More so than any of its predecessors, the 918 Spyder is now providing a strong push for the advanced development of technologies for the sports cars of the future. The key technology is a drive concept which combines a high-performance combustion engine with two electric motors; its ingenious operating strategy is one of the unique aspects of the 918 Spyder. It considers the various requirements ranging from an efficiency-oriented driving profile to maximum performance. In doing so, it provides important know-how for future production developments. To maximize the efficiency and performance of the drivetrain depending on the individual driving situation, Porsche developers defined a total of five different operating modes. As in a race car, they are activated by a “map switch” on the steering wheel. Porsche applied its leading hybrid know-how in preparing the characteristic maps and the algorithm stored in them for controlling the three drive units and other systems. This know-how will also be applied to future hybrid drives.

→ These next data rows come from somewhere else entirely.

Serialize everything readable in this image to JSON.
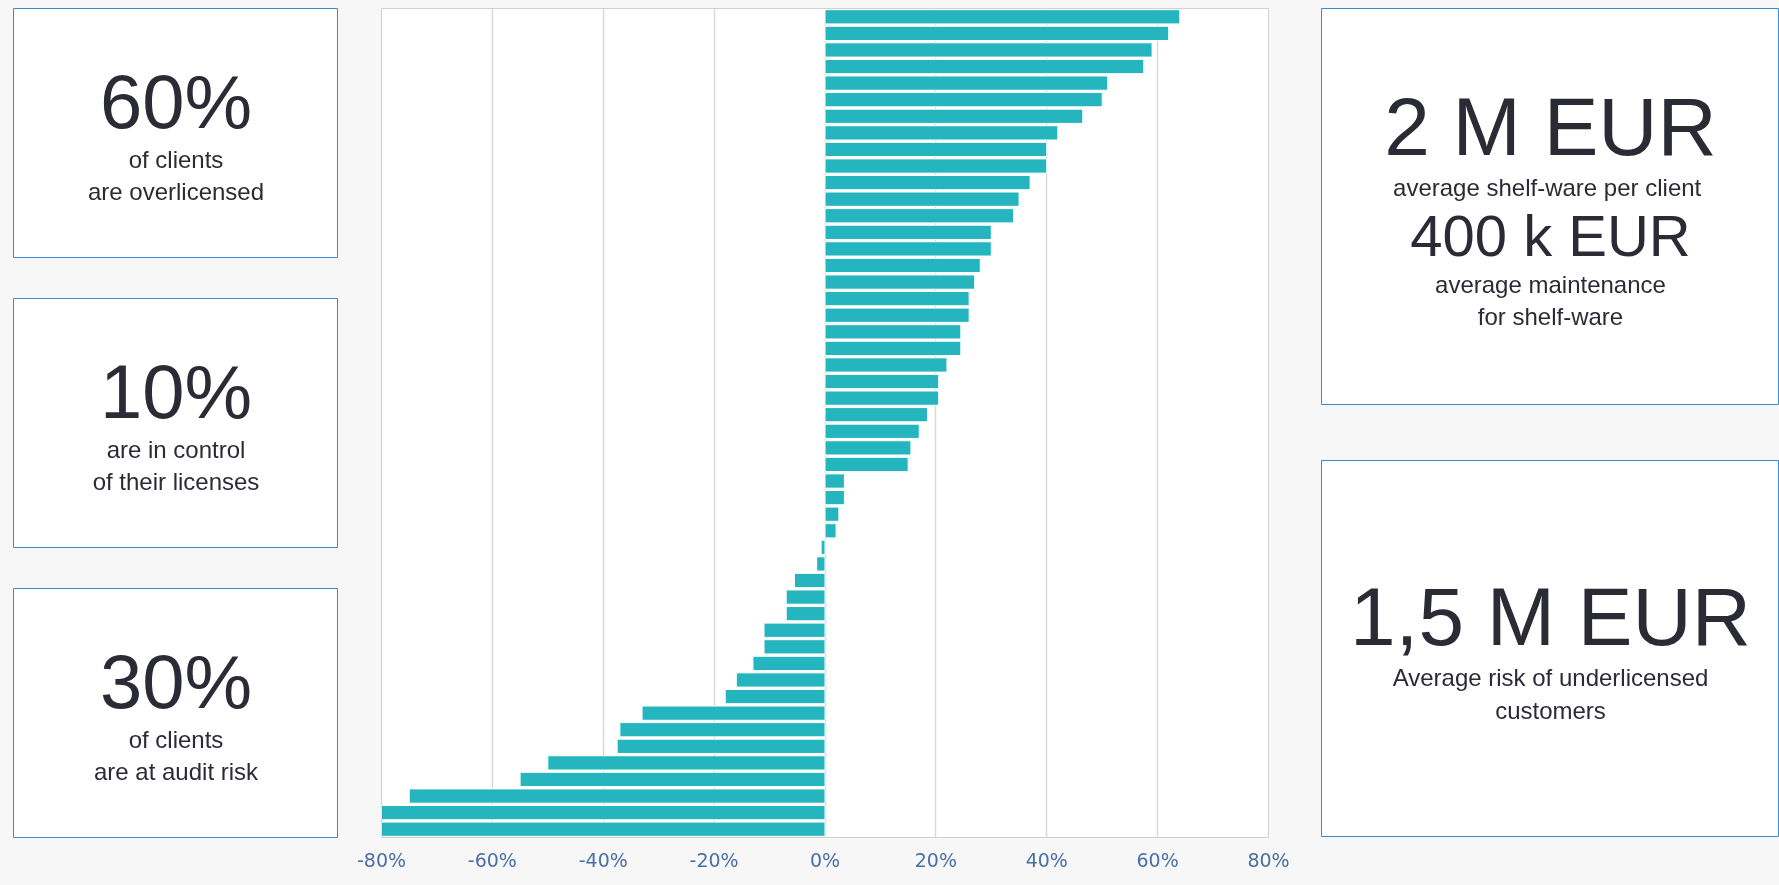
{
  "chart_data": [
    {
      "type": "other",
      "title": "60%",
      "subtitle": "of clients\nare overlicensed"
    },
    {
      "type": "other",
      "title": "10%",
      "subtitle": "are in control\nof their licenses"
    },
    {
      "type": "other",
      "title": "30%",
      "subtitle": "of clients\nare at audit risk"
    },
    {
      "type": "bar",
      "orientation": "horizontal",
      "color": "#24b5be",
      "grid": "x",
      "tick_labels": "x",
      "categories": [
        null,
        null,
        null,
        null,
        null,
        null,
        null,
        null,
        null,
        null,
        null,
        null,
        null,
        null,
        null,
        null,
        null,
        null,
        null,
        null,
        null,
        null,
        null,
        null,
        null,
        null,
        null,
        null,
        null,
        null,
        null,
        null,
        null,
        null,
        null,
        null,
        null,
        null,
        null,
        null,
        null,
        null,
        null,
        null,
        null,
        null,
        null,
        null,
        null,
        null
      ],
      "values": [
        64,
        62,
        59,
        57.5,
        51,
        50,
        46.5,
        42,
        40,
        40,
        37,
        35,
        34,
        30,
        30,
        28,
        27,
        26,
        26,
        24.5,
        24.5,
        22,
        20.5,
        20.5,
        18.5,
        17,
        15.5,
        15,
        3.5,
        3.5,
        2.5,
        2,
        -0.7,
        -1.5,
        -5.5,
        -7,
        -7,
        -11,
        -11,
        -13,
        -16,
        -18,
        -33,
        -37,
        -37.5,
        -50,
        -55,
        -75,
        -80,
        -80
      ],
      "xlim": [
        -80,
        80
      ],
      "xticks": [
        {
          "value": -80,
          "label": "-80%"
        },
        {
          "value": -60,
          "label": "-60%"
        },
        {
          "value": -40,
          "label": "-40%"
        },
        {
          "value": -20,
          "label": "-20%"
        },
        {
          "value": 0,
          "label": "0%"
        },
        {
          "value": 20,
          "label": "20%"
        },
        {
          "value": 40,
          "label": "40%"
        },
        {
          "value": 60,
          "label": "60%"
        },
        {
          "value": 80,
          "label": "80%"
        }
      ]
    },
    {
      "type": "other",
      "title": "2 M EUR",
      "subtitle": "average shelf-ware  per client",
      "annotations": [
        "400 k EUR",
        "average maintenance\nfor shelf-ware"
      ]
    },
    {
      "type": "other",
      "title": "1,5 M EUR",
      "subtitle": "Average risk of underlicensed\ncustomers"
    }
  ]
}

The car also creates an important foundation for the hybrid drive of tomorrow in its thermal management concept that features five separate cooling circuits and the innovative hybrid cooling of the rear electric motor using air and water. Another example with future implications: the Porsche 918 Spyder can convert far more kinetic energy into electrical energy than other hybrid vehicles because of its intelligent control of generator functionality and conventional brakes. Its enormous regenerative power boosts efficiency and driving range. A similar form of this recovery system is implemented in the LMP1 prototypes of the 919 Hybrid which Porsche raced to an impressive 1-2 victory at the 24 hours of Le Mans. The 918 technology platform also blazed new trails with spectacular solutions like the all-carbon body, fully variable aerodynamics and a rear axle steering system. Adaptive aerodynamics and rear axle steering have already made their way into production sports cars, such as in the 911 Turbo models and in the 911 GT3 and 911 GT3 RS.

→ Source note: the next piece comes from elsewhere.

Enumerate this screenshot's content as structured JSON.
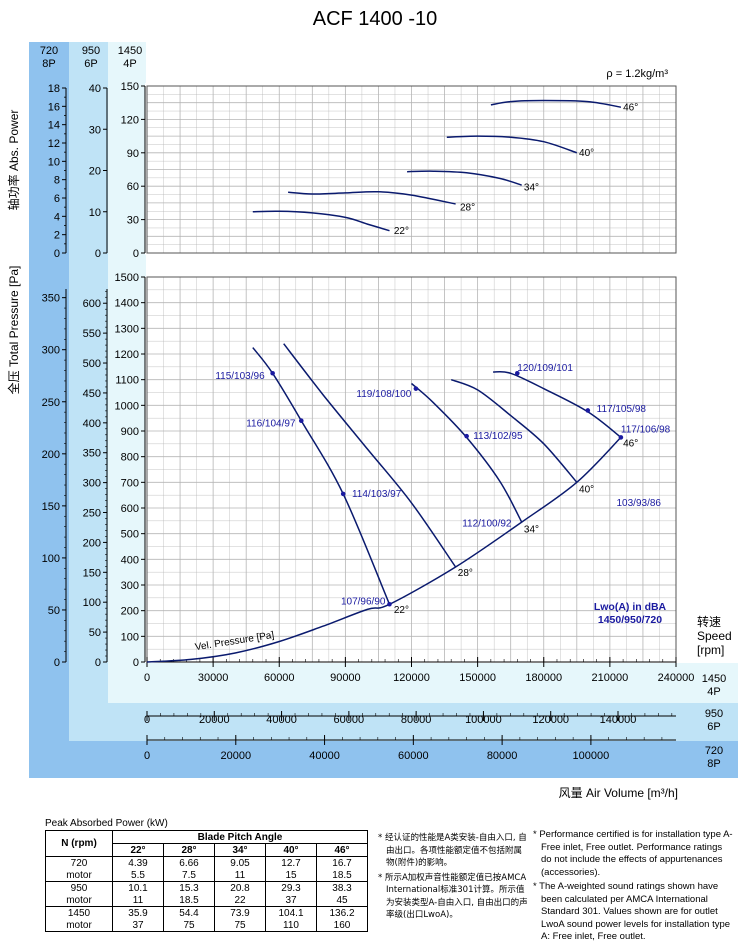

The 918 Spyder embodies classic Porsche virtues and sets cornerstones for the future. On the one hand, the car embodies performance. In September 2013, the super sports car – with 887 total system hp – set the lap record for street-legal vehicles with production tires on the North Loop of the Nürburgring with a time of 6 minutes 57 seconds – a record that has never been equaled by any other production car since. On the other hand, the car embodies efficiency. Yielding an EPA rating of 67 MPGe, the 918 Spyder convincingly illustrates the potential of plug-in hybrid technology – not only for economical driving, but more importantly for the typical sports car driving pleasure it can offer.
Furthermore, Porsche also implemented innovative ideas in the manufacturing process of the hybrid super sports car. Porsche has applied for patents related to many of its innovations in assembly and quality assurance which fulfill the most stringent ergonomic requirements. They demonstrate that Porsche is setting the standard for innovative capabilities far beyond the automobile itself. For instance, the entire assembly process takes place with wireless tools. The best example: battery-powered screwdrivers controlled via Bluetooth. They perform their work nearly silently, increase flexibility for workers at the workplace and ensure – via a database link – that specified torques are reliably performed and documented. The highly-adjustable assembly elevating truck – a specially developed solution – was designed as an ergonomic tool for finishing the two-seat monocoque. Another new type of scissors lift platforms also simplified installation of the approximately 300 pound high-voltage battery. Leather finishing and assembly tables in 918 manufacturing are considered the benchmark for ergonomics and flexibility. They can be used to manufacture different parts, for instance, by the use of changeable inserts, so that station cycle times can be fully exploited. This is how Porsche also achieved maximum efficiency in the production process for the 918 Spyder.